Maintaining the integrity of the original, strong endplate bone reduces potential post-operative complications such as subsidence, loss of neural decompression and adjacent segment disease.

It has been shown in other studies that bone quality and contact surface are the two most important factors to prevent subsidence, with cage stiffness having minimal influence on subsidence (Suh et al., 2017). The present study reinforces Suh et al's findings by demonstrating that maintaining strong endplate bone and ensuring a high contact surface area significantly reduces the occurrence of high peak strains.
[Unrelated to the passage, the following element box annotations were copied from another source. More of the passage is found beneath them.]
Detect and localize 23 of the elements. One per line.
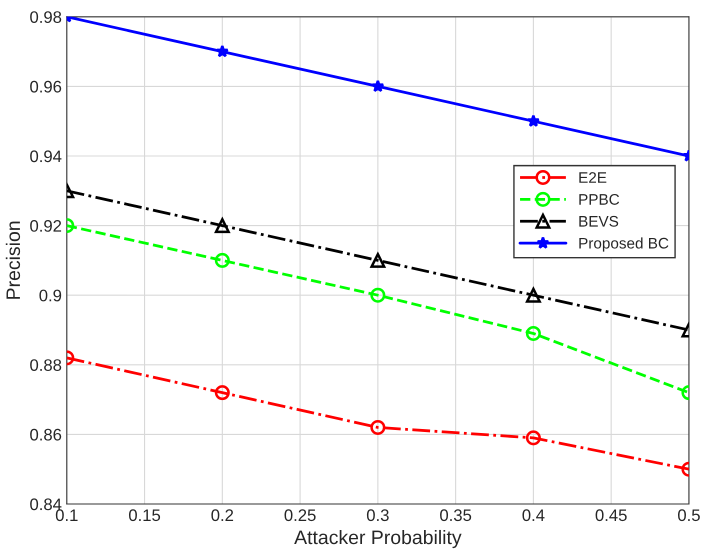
x-tick-label: 0.25 bbox=[284, 509, 316, 522]
legend-label: PPBC bbox=[579, 194, 620, 205]
x-axis-title: Attacker Probability bbox=[294, 530, 462, 548]
y-tick-label: 0.98 bbox=[30, 11, 62, 24]
x-tick-label: 0.5 bbox=[678, 509, 700, 522]
x-tick-label: 0.15 bbox=[128, 509, 160, 522]
y-tick-label: 0.92 bbox=[30, 220, 62, 232]
y-tick-label: 0.94 bbox=[30, 150, 62, 162]
x-tick-label: 0.4 bbox=[522, 509, 544, 522]
y-tick-label: 0.84 bbox=[30, 498, 62, 510]
legend-label: BEVS bbox=[579, 216, 618, 227]
legend-label: Proposed BC bbox=[579, 237, 668, 252]
x-tick-label: 0.35 bbox=[440, 509, 472, 522]
x-tick-label: 0.45 bbox=[596, 509, 627, 522]
y-tick-label: 0.96 bbox=[30, 80, 62, 93]
x-tick-label: 0.3 bbox=[366, 509, 389, 522]
y-tick-label: 0.88 bbox=[30, 359, 62, 372]
x-tick-label: 0.2 bbox=[211, 509, 234, 522]
x-tick-label: 0.1 bbox=[56, 509, 78, 522]
y-tick-label: 0.86 bbox=[30, 428, 62, 441]
y-axis-title: Precision bbox=[6, 222, 20, 299]
y-tick-label: 0.9 bbox=[39, 290, 62, 302]
legend-label: E2E bbox=[579, 172, 606, 183]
Using a curette on the endplate is sufficient to stimulate bone fusion.



Analysis:

The high strains in Option B can be attributed to removal of the strong cortical (hard) bone and exposure of underlying cancellous (soft) bone, which would lead to uneven load distribution across the endplate as the implant loads on strong and soft bone at the same time.

Figure 4: Schematic cross-section of endplate bone and implant for Option B and C

Figure 4: Schematic cross-section of endplate bone and implant for Option B and C

Furthermore, with Option B:

1) During surgery it is difficult to match accurately the endplate shape to the implant shape; there is a high possibility of implant-anatomy shape mismatch.

2) It can be difficult to determine through the surgical window whether the remodelled interbody space has maintained alignment within the spine (the surgical remodelling can change endplate angles).

Conclusion

Leaving the endplate bone shape intact and using patient-specific implants results in even strain distribution, preserving the bone's strength and potentially reducing post-operative complications. This approach is likely beneficial as it eliminates the need for extensive surgical reshaping, reducing operating time, complexity and high strain spots.

By understanding these approaches, surgeons can make more informed decisions, enhancing patient outcomes in spinal fusion surgeries.